そこには、ベッドに横たわる女の素足だけが映っていた。
「前にラブホテルで撮った写真だよ」
「脚だけしか写してなかったの?」
「ああ。やっぱり、悪い気がして・・・」慎司は笑った。
「安心した?」私の顔を覗き込む。
「そうね」そう悪い男でもなかったみたいね。私はクスッと笑った。
「これも削除するよ。パソコンの方も。だから・・・」慎司が私を見つめる。
「だからもう、玲子は自由だ」優しく、そしてちょっと寂しげに、慎司は微笑んだ。
「ごめんね」慎司が謝る。
「いいのよ、もう」そう、いいの。写真なんて、どうでもよかったの。
私が、慎司を欲しかっただけ。
そう言いかけたけど、言わなかった。言う必要はないと思った。
「玲子さん、」北山に呼ばれて、はっと我に返った。
「どうしたの?今日はなんだか、上の空だね」
「ごめんなさい。
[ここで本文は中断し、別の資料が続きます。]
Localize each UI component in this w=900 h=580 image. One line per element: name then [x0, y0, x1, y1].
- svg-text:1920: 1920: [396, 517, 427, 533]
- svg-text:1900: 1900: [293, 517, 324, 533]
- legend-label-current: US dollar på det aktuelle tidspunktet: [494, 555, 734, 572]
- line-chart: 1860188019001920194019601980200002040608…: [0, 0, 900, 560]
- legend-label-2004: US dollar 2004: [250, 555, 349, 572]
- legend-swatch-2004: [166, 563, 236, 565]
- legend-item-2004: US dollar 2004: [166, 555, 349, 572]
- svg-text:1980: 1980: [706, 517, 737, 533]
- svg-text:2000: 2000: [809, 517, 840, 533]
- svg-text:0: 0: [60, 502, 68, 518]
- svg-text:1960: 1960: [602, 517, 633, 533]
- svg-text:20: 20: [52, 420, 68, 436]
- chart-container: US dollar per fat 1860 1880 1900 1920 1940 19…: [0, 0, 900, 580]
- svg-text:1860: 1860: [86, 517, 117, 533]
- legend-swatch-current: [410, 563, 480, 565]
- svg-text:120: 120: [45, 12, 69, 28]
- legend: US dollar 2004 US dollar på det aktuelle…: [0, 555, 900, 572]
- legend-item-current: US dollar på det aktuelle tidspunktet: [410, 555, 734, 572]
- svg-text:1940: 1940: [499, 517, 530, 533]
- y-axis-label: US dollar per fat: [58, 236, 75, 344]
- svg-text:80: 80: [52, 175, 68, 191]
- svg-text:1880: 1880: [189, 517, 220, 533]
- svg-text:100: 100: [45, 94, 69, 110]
」
北山との食事中に、慎司のことを考えていた。
おいしい串焼きを食べに行こうと誘われて、目黒の店に来ていた。
「なにかあった?もしかして、前に言ってたヤツが何か?」心配そうに聞く北山。
「いいえ、大丈夫よ。あれからメールも来なくなったし。諦めてくれたのかしら」
「そうか、それはよかった!」北山は素直に喜んだ。
そう・・・あれから慎司からメールは来ない。普段通りに職場では振舞っているけれど。
「玲子さん、突然だけど」北山が改まってこちらに身体を向ける。
「こうして何度も玲子さんを誘って食事して、玲子さんと話して、玲子さんが隣で笑って。
おれ、すごく楽しいし、すごく嬉しいんだ」
私は黙って聞いていた。
「これからも会ってほしい。おれのこと、もっと知ってほしい。玲子さんのことも知りたい。だめかな?」
私が何も答えないので、北山ははっきりと言った。
「きちんと付き合いたいんだ、玲子さんと。これからのことも踏まえて」
アナタには、アタシのことなんて、多分一生わからないわ。
アタシもアナタのこと、知りたいなんて、これっぽっちも思わない。
アタシが上っ面の笑顔で、上辺の話で、ここに座っていることに
どうして気付きもしないのかしら。まったく、呆れちゃうわ。
それでもアタシは、優しい笑顔を作って答える。
「少し、考えさせてほしいの。」
北山は前向きに捉えた。
「考えてくれるんだね、よかった。この場で断られるかと思った」
そう言って、嬉しそうに笑った。